I am a partner at Bryan Cave Leighton Paisner in London advising on UK & EU competition law, international trade law, and EU regulatory issues.  I work three days per week. 

There are so few male role models working genuine part time arrangements.  When a colleague encouraged me to put myself forward for the Timewise Power 50 list, perhaps this is what convinced me to participate. I developed the confidence to work part time at a particular point in my career.  If there were other part time male role models, I may have had the confidence to do so sooner. 

I have two reasons for working part time.  I look after my two year old daughter two days a week.  I also write musical theatre and in 2017 wrote “Brexit the Musical”, which played to sell-out runs at the Edinburgh Festival and is currently in development to tour nationwide. 

I would be lying if I said the decision to work part-time was not a daunting one and I didn’t have concerns about whether it might affect my career.  I began working part time as a partner, when I had reached a stage in my career where I felt well established within the firm and had more control over my own workload.  I am open and public around my working arrangements and I actively encourage junior colleagues to work flexibly.  The two associates I work most closely with both work part time. 

I initially worked a nine-day fortnight, dropping to three days a week when my daughter was born.  I was the second male partner at BCLP to take Shared Parental Leave and I remain the only male partner to work three days per week. 

I am encouraged that my part time arrangement has not come at the detriment of the quality or complexity of matters I lead.  For instance, since working part time, I have been appointed to lead BCLP’s Brexit taskforce (recently ranked as a Tier 1 practice by Legal 500).  This has required a mix of two-way flexibility, a fantastic team in the office and open communication with my clients.  As a team this has meant finding the right balance of supporting one another, stepping in when needed and being respectful of one another’s arrangements and responsibilities outside of work.

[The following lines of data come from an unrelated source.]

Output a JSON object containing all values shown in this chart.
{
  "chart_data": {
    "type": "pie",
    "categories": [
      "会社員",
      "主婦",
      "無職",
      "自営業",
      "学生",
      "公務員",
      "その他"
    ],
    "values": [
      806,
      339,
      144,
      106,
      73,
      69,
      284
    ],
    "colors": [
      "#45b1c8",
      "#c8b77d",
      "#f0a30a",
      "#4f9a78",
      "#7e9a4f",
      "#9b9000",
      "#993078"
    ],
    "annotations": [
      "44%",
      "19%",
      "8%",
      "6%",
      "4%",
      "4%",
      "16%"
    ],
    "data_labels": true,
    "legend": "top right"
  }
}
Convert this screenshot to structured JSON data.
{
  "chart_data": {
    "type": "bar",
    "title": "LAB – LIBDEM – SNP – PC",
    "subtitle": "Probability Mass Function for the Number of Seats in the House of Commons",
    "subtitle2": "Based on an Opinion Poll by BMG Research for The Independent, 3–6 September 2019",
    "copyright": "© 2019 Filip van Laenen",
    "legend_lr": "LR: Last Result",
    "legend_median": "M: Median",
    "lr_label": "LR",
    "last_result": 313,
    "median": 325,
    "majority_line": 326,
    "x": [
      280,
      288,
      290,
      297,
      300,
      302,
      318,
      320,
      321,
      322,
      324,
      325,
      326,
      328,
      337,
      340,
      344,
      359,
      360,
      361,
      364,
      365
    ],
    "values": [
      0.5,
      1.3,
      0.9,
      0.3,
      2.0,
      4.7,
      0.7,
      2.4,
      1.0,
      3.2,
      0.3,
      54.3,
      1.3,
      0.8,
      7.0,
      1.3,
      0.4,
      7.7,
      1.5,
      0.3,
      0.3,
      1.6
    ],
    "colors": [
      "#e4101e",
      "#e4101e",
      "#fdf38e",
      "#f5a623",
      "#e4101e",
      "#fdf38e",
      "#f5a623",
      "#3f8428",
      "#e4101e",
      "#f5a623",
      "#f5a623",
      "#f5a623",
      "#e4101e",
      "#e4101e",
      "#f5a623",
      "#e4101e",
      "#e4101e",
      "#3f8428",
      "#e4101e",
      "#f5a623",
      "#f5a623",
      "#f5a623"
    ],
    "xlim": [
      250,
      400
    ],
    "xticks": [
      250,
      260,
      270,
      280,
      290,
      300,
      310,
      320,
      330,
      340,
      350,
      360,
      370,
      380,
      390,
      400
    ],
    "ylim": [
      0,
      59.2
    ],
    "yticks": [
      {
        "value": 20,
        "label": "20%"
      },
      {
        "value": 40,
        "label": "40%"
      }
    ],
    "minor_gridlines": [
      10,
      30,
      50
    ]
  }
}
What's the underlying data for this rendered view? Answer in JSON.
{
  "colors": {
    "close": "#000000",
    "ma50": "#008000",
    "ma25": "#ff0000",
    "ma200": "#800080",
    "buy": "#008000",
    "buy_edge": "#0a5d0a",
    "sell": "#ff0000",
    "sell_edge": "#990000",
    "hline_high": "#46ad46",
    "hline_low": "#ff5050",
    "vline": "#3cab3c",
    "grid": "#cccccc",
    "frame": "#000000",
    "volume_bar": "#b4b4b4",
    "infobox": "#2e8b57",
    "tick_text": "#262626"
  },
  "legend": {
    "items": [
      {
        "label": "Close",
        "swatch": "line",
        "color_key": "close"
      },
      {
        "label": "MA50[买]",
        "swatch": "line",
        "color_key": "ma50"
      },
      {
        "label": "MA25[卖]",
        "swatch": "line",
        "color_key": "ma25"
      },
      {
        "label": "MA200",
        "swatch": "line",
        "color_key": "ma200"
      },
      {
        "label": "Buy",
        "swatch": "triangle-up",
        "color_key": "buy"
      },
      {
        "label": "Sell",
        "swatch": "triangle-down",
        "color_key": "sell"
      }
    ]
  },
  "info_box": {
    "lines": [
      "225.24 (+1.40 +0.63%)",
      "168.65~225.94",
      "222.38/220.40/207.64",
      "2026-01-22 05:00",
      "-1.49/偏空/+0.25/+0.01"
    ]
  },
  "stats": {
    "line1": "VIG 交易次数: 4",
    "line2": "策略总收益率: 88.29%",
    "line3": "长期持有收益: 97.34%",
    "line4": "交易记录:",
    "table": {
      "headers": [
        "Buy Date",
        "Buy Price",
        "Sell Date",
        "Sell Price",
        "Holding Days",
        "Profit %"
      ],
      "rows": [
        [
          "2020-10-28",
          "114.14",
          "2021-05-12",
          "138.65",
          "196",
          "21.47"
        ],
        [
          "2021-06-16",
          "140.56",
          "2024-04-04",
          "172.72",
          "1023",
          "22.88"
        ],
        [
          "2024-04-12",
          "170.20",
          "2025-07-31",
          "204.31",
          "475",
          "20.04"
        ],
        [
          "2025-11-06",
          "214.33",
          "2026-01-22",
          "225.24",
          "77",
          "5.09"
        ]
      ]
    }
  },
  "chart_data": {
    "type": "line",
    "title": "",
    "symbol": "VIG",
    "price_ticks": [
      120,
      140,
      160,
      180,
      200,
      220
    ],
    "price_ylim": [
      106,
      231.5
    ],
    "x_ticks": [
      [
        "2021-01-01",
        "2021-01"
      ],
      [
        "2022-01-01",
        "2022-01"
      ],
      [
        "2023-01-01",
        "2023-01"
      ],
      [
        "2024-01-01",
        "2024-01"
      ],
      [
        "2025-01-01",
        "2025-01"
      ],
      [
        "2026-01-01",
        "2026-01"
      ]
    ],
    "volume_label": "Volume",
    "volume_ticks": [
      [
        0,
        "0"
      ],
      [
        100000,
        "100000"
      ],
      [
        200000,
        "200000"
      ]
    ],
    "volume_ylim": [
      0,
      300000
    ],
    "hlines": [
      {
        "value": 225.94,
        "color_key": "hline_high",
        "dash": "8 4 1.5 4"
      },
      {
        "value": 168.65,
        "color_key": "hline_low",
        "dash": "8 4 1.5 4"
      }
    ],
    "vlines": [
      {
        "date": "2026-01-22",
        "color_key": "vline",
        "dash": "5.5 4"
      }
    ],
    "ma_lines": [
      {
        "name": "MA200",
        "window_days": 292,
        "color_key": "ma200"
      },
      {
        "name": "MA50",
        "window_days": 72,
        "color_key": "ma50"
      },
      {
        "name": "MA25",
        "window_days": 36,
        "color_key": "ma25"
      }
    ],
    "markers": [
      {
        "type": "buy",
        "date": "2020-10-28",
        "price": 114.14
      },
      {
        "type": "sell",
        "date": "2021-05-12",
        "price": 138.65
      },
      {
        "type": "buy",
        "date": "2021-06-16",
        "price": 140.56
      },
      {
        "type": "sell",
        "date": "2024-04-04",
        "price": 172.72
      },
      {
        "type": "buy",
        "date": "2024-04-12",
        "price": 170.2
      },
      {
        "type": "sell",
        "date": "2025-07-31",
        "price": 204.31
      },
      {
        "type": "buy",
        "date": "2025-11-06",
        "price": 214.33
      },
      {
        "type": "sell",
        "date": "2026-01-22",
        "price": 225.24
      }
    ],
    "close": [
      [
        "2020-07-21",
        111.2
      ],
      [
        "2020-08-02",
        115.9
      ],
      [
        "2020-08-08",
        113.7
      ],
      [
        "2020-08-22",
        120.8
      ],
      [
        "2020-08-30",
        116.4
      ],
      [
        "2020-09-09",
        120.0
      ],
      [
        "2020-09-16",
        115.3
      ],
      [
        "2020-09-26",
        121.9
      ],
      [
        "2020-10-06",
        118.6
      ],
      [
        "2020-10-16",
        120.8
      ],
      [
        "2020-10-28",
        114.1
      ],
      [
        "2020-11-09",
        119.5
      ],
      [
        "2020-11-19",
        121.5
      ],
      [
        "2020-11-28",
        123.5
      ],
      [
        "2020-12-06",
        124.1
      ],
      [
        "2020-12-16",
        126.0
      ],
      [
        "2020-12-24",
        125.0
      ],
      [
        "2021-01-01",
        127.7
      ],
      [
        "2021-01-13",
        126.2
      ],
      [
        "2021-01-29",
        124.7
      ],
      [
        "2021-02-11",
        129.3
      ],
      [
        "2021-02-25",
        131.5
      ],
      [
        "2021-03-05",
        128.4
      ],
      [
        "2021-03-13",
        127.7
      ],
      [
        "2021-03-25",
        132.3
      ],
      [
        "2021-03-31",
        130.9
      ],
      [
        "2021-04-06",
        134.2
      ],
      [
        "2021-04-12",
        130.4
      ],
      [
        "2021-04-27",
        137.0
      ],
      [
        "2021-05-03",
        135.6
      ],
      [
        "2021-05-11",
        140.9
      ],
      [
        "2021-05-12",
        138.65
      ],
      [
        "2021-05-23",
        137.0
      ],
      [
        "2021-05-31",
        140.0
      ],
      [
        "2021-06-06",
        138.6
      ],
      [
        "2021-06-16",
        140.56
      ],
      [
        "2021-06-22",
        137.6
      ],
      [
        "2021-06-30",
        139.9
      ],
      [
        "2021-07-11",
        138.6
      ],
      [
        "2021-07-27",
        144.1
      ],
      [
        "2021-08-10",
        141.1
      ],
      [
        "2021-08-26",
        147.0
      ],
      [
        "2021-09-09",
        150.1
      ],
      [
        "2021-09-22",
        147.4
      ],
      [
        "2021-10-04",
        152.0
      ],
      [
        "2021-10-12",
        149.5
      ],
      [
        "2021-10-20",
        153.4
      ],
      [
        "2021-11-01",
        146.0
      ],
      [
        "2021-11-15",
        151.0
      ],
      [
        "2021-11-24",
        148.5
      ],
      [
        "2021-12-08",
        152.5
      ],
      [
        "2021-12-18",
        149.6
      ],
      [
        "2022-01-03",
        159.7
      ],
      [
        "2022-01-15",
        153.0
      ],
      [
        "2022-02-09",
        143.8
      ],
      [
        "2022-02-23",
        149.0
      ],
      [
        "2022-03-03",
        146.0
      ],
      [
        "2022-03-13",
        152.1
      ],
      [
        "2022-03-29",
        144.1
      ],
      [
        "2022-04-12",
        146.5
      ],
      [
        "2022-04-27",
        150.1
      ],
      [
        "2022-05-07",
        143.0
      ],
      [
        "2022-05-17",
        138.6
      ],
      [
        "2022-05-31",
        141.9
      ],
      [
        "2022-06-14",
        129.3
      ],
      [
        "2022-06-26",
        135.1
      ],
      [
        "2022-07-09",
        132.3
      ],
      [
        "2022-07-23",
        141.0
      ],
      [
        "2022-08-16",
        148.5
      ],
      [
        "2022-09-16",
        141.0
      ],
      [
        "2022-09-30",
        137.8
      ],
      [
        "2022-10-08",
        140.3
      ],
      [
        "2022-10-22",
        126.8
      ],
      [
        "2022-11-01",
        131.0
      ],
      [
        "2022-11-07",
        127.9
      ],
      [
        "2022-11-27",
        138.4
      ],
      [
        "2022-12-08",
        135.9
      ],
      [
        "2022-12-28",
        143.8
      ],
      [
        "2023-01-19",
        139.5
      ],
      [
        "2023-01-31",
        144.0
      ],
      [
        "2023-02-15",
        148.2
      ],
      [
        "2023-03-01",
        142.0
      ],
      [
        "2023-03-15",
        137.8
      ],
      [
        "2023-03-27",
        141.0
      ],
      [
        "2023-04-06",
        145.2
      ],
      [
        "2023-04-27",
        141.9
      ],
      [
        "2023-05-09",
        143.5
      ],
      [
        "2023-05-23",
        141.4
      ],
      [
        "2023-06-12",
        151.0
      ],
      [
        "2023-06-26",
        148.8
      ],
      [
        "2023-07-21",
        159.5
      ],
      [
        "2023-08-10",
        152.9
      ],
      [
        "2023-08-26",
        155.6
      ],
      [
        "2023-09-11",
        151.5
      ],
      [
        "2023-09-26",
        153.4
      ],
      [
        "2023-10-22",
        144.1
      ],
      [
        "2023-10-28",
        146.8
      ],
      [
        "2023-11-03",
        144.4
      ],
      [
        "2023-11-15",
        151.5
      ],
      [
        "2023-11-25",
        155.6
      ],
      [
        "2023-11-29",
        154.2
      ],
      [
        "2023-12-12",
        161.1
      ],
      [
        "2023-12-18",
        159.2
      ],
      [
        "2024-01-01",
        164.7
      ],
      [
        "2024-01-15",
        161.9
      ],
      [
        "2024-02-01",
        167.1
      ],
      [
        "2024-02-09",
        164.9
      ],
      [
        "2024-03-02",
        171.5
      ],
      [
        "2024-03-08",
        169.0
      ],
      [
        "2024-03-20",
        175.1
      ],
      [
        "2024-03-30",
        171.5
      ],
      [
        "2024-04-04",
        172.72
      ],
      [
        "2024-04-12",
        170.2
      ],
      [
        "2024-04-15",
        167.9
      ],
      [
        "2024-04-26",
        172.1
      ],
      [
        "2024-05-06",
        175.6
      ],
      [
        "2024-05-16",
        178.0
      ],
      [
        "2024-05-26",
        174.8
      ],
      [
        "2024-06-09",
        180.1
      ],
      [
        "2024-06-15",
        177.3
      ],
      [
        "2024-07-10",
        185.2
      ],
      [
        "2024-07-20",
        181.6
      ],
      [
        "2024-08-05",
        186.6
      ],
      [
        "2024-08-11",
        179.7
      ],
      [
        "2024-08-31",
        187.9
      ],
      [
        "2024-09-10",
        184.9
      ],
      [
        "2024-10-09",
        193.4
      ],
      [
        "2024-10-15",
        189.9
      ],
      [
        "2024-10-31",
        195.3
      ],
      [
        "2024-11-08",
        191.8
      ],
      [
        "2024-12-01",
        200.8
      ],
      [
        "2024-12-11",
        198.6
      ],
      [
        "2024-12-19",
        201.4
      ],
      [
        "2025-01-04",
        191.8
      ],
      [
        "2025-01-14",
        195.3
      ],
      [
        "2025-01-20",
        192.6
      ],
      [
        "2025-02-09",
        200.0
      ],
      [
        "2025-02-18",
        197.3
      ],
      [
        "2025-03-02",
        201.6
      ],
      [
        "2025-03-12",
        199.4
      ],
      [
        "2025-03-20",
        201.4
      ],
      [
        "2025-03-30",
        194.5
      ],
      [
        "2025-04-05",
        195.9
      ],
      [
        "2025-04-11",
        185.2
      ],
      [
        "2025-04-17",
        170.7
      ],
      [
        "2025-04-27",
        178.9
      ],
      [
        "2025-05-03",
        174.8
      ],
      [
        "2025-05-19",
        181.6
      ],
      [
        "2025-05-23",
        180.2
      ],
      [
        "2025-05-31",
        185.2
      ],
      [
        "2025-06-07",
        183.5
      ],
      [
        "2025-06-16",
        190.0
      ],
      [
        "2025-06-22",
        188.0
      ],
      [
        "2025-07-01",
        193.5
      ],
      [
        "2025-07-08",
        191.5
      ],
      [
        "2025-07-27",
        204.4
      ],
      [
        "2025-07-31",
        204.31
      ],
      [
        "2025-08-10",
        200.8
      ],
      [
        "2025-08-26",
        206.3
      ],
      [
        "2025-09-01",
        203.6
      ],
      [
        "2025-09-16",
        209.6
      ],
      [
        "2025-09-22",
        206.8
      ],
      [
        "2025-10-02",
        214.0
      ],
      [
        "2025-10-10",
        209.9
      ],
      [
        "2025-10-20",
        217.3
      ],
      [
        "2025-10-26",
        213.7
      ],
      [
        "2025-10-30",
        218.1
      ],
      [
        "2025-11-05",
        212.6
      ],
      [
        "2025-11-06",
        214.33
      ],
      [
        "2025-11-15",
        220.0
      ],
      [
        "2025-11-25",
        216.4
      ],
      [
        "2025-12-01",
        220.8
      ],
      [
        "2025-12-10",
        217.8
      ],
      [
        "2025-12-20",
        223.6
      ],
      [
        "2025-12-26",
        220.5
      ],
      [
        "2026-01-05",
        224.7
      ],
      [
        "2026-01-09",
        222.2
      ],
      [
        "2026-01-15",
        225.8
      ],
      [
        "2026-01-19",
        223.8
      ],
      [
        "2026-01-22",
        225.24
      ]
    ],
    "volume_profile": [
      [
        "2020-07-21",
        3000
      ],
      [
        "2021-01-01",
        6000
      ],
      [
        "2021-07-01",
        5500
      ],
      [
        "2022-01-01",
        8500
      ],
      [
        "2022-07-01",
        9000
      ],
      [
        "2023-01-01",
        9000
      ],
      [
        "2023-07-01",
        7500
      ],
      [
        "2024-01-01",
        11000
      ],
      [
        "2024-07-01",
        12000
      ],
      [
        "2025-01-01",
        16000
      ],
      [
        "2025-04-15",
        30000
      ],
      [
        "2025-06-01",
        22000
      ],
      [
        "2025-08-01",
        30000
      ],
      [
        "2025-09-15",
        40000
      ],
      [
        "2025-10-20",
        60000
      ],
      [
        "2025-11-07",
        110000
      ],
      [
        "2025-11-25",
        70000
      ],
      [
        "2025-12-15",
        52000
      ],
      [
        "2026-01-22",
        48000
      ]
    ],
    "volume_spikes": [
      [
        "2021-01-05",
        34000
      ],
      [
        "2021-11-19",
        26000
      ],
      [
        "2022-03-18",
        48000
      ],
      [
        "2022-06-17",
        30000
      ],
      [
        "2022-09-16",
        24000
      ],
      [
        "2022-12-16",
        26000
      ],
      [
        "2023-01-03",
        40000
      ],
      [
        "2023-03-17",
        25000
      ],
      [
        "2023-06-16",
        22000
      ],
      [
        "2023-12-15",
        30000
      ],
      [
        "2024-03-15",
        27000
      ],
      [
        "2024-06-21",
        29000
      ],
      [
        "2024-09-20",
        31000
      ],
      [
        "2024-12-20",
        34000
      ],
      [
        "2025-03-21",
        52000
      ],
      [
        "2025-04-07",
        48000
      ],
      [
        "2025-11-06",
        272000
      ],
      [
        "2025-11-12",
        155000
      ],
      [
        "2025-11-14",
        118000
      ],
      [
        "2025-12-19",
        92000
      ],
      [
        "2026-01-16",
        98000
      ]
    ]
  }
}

I have found clients are very receptive to my part time arrangement.  They know I am there if there is an emergency - but they are also respectful that if I say I will get something to them I will.  How and when I do that is my issue - this does often require juggling calls during set windows on my non-working days or picking work up outside hours, but it is all worth it! 

While the tide is changing, there is still a reticence among some men to embrace flexible working – or a fear that part-time working could hamper career prospects.  I am proud that BCLP has taken a strong stance in this area and I hope in some way my experience will give others (regardless of gender) considering the prospect of part-time working the confidence to go for it.